The Solution for the city should be to make an app for the police so they can make correct tickets. Isn’t the real problem that it’s so easy to find errors in a ticket that an app can do it yet the police doesn’t care to improve.

The ultimate decision for a ticket should still be with a human since nobody (humane) would want robocops. But technology is here to make our live easier not to become a new enemy.

Anonymous Coward says:

This is when you know "We the people" is no longer "We"

It is really depressing to continue reading about stuff like this. This shows that we are now ruled by an elitist ruling class who feel we are subservient to them. But it is our fault because we keep electing career politicians and have created this ruling class ourselves. We got rid of the king and crowned our own.
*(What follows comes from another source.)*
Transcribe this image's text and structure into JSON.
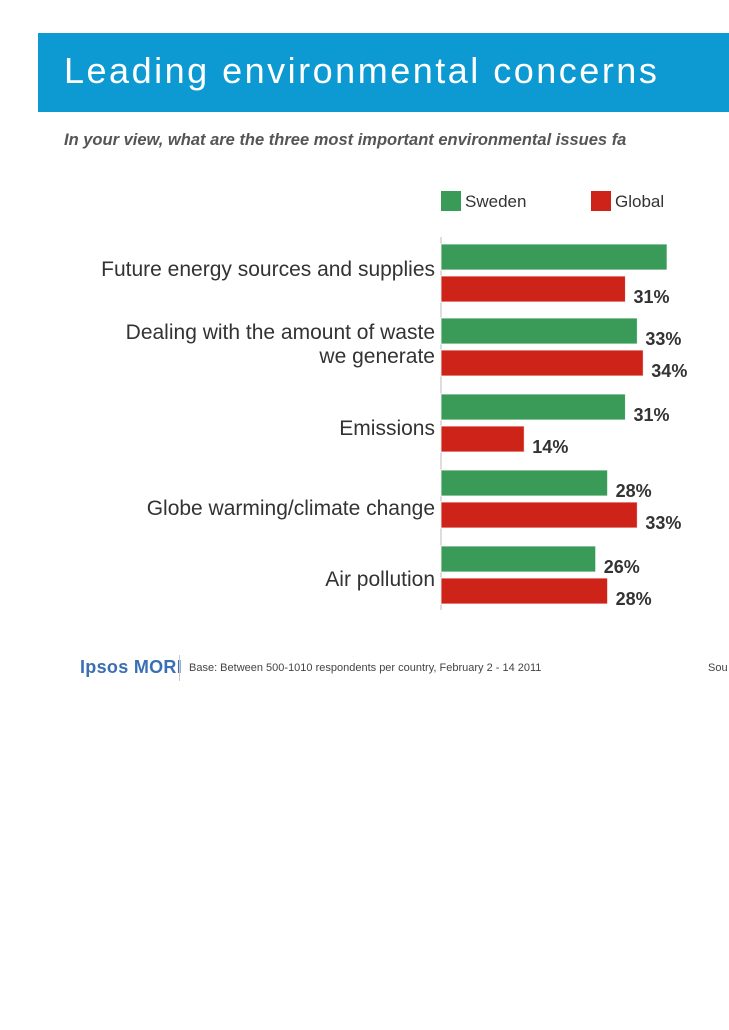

Our government was supposed to be made up of normal citizens who would serve a short term or two and then return to work. We need to get back to that.

Casey (profile) says:

Important part left out of the techdirt writeup of the story

Regarding why Fixed stopped the parking ticket part of the app in those 3 cities:

But in August, Xerox began using a third-party organization to block Fixed from accessing the parking ticket site. While Fixed engineers could still work around the block, it now required an increased amount of engineering time and resources, and this also impacted Fixed’s customer service operations.

For that reason, Fixed decided to end support for parking ticket assistance in these locations.

John Pettitt (profile) says:

SFMTA has a long history of not caring about the public.

This is the same agency that routinely ignores double parking by churches with no statutory basis for doing so but aggressively tickets people who part in front of other non-profits like goodwill. The 1st amendment is not something they are familiar with so it comes as no surprise that they don’t seem to grasp due process or the idea that you might want representation.